• Doing Business with Sudan and Iran: Not Just Federal Sanctions Anymore
  • December 7, 2007 | Authors: Mark F. Brzezinski; Debra S. P. Cheng
  • Law Firm: McGuireWoods LLP - Washington Office
  • Concerned by the continued genocide in Sudan, numerous American states have adopted legislation requiring some level of divestment or at a minimum, identification of public companies doing business with and/or having financial ties to Sudan.1 More states are in the process of considering adopting such legislation.2 Similarly, prompted by Iran’s continued development of nuclear capability, as well as its state sponsorship of terrorism, several American states have adopted or are considering Iran divestment legislation, much along the lines of the Sudan divestment legislation. In addition, a number of local governments have enacted restrictions on doing business with companies conducting business in Sudan.3

    Pending Federal Legislation

    In the face of increasing state and local divestment legislation, in 2006, the National Foreign Trade Council (“NFTC”) and eight boards of Illinois public employee pension funds filed suit (NFTC v. Topinka) against the Illinois Act to End Terrorism and Atrocities in the Sudan on constitutional grounds. On February 23, 2007, the Federal District Court for the Northern District of Illinois ruled to enjoin permanently enforcement of the Illinois Act. Congress has since acted to address the issue.
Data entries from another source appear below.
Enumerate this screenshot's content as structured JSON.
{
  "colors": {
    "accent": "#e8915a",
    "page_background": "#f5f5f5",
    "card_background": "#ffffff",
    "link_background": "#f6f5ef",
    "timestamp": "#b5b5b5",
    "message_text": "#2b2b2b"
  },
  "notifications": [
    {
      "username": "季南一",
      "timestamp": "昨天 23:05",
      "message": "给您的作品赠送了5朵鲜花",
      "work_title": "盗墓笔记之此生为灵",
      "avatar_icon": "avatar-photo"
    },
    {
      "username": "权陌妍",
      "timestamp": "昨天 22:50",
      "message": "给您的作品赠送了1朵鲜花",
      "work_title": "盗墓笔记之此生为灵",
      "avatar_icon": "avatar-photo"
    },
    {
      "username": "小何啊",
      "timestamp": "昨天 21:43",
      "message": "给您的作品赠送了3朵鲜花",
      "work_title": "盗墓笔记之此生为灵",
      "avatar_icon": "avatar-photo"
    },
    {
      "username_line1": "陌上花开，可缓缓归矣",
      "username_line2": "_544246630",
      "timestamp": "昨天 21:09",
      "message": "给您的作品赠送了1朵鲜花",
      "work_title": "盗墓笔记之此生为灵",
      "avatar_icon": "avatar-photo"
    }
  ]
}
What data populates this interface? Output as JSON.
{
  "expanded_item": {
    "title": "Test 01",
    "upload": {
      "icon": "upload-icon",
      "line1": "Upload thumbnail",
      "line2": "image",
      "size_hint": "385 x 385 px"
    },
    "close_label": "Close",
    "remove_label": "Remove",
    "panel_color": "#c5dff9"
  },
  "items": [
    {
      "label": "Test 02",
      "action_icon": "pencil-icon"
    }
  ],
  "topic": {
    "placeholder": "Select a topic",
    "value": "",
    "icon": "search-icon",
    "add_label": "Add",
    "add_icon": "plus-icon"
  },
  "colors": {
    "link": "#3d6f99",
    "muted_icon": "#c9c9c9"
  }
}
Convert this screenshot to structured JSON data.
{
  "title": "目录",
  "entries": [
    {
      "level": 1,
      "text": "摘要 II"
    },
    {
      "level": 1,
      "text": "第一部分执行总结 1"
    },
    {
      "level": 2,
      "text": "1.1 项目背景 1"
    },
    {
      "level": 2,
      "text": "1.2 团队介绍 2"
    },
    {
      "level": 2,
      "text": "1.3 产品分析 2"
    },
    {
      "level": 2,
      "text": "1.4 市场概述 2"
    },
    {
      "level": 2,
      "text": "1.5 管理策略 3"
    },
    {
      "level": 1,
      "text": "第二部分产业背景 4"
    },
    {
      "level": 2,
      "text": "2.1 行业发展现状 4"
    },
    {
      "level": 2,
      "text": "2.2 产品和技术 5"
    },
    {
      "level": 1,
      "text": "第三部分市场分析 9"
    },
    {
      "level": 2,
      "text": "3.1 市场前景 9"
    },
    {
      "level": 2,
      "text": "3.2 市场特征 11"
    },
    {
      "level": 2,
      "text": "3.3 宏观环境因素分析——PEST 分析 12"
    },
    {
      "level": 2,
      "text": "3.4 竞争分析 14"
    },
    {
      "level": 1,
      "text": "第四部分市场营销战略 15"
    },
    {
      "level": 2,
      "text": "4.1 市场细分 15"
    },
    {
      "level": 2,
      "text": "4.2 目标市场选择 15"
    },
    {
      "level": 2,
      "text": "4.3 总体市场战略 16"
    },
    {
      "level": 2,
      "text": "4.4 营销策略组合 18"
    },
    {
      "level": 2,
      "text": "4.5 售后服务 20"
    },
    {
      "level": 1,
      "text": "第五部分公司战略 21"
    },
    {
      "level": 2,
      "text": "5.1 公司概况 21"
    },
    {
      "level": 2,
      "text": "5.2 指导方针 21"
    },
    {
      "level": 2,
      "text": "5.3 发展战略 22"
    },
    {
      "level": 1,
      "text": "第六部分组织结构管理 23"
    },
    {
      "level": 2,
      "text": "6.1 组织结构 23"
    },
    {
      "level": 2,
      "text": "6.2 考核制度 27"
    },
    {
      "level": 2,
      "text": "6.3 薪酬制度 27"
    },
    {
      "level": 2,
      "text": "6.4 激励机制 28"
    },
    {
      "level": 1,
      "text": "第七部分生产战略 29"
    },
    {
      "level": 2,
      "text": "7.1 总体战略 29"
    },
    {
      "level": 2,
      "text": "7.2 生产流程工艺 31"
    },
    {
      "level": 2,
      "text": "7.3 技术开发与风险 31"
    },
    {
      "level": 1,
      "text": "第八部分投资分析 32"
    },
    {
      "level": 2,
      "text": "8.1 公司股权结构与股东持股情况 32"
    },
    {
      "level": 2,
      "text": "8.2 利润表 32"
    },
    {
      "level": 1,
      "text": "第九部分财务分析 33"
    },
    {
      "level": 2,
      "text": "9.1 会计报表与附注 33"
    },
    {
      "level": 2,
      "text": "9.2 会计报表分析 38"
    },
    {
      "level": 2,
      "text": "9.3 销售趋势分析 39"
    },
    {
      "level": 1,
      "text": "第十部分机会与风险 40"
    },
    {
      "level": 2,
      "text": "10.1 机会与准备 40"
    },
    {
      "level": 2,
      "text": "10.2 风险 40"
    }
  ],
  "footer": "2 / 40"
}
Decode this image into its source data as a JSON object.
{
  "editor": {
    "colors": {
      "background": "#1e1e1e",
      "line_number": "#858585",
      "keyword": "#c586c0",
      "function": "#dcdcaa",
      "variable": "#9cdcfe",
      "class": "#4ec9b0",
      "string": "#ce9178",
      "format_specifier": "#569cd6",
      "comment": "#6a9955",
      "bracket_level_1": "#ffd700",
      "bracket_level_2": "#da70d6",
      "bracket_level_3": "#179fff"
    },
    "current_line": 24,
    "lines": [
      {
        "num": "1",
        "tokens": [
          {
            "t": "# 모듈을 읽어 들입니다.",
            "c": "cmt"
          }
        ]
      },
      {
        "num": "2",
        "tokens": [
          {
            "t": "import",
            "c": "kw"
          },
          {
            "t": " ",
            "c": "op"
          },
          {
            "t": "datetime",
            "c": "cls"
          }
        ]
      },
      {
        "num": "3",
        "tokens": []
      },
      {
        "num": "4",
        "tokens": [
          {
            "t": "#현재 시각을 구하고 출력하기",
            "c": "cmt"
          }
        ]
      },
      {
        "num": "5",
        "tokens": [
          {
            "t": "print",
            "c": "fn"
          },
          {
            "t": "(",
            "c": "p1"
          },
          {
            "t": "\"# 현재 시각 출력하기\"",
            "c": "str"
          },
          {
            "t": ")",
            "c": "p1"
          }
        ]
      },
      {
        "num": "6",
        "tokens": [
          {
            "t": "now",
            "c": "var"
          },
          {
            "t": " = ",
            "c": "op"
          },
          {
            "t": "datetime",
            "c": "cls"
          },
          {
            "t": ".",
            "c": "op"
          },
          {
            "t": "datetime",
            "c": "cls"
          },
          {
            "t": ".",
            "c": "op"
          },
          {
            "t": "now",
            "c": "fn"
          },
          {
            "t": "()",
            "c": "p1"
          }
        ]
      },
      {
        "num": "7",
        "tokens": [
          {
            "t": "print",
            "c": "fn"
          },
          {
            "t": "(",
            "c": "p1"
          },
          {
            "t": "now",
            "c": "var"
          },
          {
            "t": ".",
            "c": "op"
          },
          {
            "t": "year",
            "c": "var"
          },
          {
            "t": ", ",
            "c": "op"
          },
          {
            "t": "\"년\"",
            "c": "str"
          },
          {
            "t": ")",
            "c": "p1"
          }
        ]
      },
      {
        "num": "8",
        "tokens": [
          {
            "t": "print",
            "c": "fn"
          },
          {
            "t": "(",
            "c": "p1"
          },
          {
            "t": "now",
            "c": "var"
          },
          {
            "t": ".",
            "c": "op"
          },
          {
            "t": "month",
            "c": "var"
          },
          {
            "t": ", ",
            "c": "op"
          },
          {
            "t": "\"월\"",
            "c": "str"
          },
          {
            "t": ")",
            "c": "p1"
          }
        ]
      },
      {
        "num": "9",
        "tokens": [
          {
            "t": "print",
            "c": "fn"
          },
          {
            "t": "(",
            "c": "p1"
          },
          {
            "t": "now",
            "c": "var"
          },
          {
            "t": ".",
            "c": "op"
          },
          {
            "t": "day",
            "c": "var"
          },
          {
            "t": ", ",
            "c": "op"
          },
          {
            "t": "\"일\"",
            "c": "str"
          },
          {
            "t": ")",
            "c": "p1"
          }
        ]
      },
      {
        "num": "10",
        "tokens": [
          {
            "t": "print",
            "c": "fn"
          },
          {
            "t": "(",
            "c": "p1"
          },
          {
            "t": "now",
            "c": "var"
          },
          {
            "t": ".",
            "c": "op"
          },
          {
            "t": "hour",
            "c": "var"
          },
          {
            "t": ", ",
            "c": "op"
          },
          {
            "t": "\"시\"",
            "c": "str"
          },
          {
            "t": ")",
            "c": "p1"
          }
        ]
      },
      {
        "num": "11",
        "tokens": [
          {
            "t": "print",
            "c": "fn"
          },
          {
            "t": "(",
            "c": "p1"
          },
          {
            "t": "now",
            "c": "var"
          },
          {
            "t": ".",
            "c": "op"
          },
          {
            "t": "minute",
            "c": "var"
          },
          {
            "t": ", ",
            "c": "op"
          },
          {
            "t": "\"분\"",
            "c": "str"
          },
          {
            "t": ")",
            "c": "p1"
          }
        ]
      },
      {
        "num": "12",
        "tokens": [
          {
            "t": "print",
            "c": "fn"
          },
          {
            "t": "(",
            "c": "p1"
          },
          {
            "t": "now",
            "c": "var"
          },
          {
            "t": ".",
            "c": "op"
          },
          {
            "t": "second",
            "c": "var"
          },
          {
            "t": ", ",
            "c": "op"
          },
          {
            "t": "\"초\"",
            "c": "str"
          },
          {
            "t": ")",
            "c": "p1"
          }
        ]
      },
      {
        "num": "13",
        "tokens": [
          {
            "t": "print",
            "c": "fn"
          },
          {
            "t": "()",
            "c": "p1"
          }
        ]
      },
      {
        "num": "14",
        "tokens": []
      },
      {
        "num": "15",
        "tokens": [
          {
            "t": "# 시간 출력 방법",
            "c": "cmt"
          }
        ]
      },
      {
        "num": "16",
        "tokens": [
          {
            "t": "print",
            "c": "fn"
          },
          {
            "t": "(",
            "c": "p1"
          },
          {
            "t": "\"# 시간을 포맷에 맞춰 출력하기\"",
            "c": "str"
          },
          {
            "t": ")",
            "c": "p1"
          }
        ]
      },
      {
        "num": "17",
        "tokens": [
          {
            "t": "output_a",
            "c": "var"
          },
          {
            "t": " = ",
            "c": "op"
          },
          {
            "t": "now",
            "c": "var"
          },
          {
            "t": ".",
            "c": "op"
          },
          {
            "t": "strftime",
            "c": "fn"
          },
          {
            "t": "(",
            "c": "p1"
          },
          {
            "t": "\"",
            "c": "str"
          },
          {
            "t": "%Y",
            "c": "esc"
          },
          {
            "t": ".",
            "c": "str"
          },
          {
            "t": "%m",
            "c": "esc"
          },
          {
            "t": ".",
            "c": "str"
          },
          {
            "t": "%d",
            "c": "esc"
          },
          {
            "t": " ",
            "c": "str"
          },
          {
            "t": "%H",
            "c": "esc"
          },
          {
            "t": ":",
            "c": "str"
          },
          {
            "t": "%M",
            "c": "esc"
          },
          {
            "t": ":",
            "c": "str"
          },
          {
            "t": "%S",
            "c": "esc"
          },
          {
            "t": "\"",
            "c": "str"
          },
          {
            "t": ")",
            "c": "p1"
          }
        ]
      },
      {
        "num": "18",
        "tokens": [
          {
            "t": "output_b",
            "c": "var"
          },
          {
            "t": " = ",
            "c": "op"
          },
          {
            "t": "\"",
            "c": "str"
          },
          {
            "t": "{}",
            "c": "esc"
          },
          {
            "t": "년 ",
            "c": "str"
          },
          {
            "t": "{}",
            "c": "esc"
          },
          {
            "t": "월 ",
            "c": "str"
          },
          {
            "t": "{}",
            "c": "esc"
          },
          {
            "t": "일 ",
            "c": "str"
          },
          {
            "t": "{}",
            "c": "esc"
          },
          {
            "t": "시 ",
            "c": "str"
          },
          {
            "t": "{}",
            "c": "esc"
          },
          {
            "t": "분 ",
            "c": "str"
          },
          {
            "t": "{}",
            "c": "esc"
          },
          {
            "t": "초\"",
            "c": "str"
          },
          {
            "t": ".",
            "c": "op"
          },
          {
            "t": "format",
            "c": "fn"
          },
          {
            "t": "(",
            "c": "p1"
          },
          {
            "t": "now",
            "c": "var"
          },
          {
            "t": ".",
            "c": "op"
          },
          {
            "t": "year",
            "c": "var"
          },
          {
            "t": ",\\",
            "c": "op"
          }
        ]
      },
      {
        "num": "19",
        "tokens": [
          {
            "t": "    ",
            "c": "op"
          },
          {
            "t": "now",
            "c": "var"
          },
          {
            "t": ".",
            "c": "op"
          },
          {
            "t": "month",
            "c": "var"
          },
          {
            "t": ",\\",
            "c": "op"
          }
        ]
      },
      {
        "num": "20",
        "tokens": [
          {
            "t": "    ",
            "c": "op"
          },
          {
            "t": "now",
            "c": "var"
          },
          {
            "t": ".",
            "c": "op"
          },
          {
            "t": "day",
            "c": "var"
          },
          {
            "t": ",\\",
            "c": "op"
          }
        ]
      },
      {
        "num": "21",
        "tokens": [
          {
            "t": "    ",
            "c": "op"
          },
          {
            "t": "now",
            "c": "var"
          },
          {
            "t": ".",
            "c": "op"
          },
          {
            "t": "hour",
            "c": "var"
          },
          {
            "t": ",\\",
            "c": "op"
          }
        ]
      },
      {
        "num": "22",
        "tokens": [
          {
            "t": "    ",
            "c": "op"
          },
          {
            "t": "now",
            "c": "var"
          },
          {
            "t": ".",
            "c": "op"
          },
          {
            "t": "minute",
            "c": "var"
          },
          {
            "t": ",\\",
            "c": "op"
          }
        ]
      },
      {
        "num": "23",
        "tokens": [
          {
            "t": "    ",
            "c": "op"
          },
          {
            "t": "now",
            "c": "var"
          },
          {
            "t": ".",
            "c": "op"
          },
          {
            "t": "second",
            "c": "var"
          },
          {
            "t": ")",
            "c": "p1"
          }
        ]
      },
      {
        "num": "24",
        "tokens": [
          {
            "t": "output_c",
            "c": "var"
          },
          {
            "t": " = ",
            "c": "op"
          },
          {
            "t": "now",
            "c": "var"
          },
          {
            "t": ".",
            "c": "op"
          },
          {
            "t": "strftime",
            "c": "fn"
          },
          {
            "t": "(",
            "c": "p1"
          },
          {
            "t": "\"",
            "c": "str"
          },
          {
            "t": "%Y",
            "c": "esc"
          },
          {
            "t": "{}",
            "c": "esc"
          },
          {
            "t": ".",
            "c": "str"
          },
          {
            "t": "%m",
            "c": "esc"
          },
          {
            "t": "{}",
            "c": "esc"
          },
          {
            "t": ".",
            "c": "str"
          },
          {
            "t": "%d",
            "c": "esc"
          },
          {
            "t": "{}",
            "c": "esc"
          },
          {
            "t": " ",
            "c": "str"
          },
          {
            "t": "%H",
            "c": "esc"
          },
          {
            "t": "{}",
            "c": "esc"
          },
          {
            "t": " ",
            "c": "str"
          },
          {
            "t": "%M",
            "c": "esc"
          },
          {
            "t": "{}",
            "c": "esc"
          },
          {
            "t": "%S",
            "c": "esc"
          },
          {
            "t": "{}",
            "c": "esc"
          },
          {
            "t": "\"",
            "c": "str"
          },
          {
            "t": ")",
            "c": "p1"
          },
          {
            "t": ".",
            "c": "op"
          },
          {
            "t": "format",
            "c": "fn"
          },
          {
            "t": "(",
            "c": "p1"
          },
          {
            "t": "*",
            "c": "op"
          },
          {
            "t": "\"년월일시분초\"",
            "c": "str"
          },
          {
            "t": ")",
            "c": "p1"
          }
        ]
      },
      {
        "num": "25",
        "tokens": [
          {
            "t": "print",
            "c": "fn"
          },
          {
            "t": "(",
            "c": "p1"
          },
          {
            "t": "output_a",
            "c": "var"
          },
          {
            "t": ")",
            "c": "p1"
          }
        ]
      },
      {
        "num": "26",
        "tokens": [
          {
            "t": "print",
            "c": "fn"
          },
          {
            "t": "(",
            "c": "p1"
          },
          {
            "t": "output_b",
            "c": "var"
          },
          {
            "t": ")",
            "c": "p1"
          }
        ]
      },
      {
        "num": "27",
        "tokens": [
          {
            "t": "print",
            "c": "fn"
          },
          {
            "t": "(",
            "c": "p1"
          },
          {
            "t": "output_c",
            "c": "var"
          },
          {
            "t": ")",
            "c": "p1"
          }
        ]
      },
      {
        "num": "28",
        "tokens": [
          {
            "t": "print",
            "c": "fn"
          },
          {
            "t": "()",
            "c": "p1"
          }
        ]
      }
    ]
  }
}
    On July 31, 2007, the Darfur Accountability and Divestment Act (H.R. 180) passed the House by an overwhelming majority of 418:1. H.R. 180 is now pending in the Senate where it is expected not to face much opposition. It is also anticipated that the President will be amenable to signing such legislation.

    H.R. 180:

    - Directs the U.S. Department of Treasury Secretary to publish a list of persons with ties to certain Sudan industries.
    - Authorizes state and local governments to enact divestment legislation, as well as to prohibit contracting or renewing contract(s) with such a listed company.
    - Prohibits the U.S. government from contracting or renewing contract(s) with such a listed company.
    - Provides certain safe harbors relating to such authorized divestment activities.
    - Excludes the southern semi-autonomous region of Sudan.

    The Iran Sanctions Enabling Act of 2007 (H.R. 2347) passed the House by an overwhelming majority of 408:6. H.R. 2347 is now pending in the Senate where it is also expected not to face much opposition.

    - Directs the President to publish a list biannually in the Federal Register of any persons that: (1) have an investment of more than $20 million in the energy sector in Iran; (2) sell arms to the government of Iran; or (3) is a financial institution that extends $20 million or more in credit for 45 days or more to the government of Iran.
    - Authorizes a governmental entity to adopt and enforce measures to divest its assets from, or prohibit investment of assets in such a listed person or is included on a state or local government-authorized list of entities invested in or doing business in or with Iran.
    - Provides certain safe harbors relating to such authorized divestment activities.

    Impact

    Companies doing business in or with Sudan and Iran are advised to pay close attention to legislative developments on the local, state, as well as federal levels in case such legislation might impact their business.


    1 “California, Colorado, Florida, Hawaii, Indiana, Illinois, Iowa, Kansas, Maine, Minnesota, New Jersey, New York, Oregon, Rhode Island, Texas and Vermont have passed legislation to divest State funds from companies that conduct business operations in Sudan. . . . Arkansas, Connecticut, Maryland, and Ohio have passed non-binding divestment legislation with respect to Sudan.” H.R. 180, Section 2(8) (110th Congress).

    2 “Massachusetts, Michigan, North Carolina, Ohio, Pennsylvania, South Carolina, and Wisconsin are considering legislation to divest State funds from companies that conduct business operations in Sudan.” H.R. 180, Section 2(8) (110th Congress).

     

    3 “Denver, Colorado, Los Angeles, California, Miami Beach, Florida, New Haven, Connecticut, Newton, Massachusetts, Philadelphia, Pennsylvania, Pittsburgh, Pennsylvania, Providence, Rhode Island, and San Francisco, California have passed legislation mandating divestment of city funds from companies that conduct business operations in Sudan.” H.R. 180, Section 2(9) (110th Congress).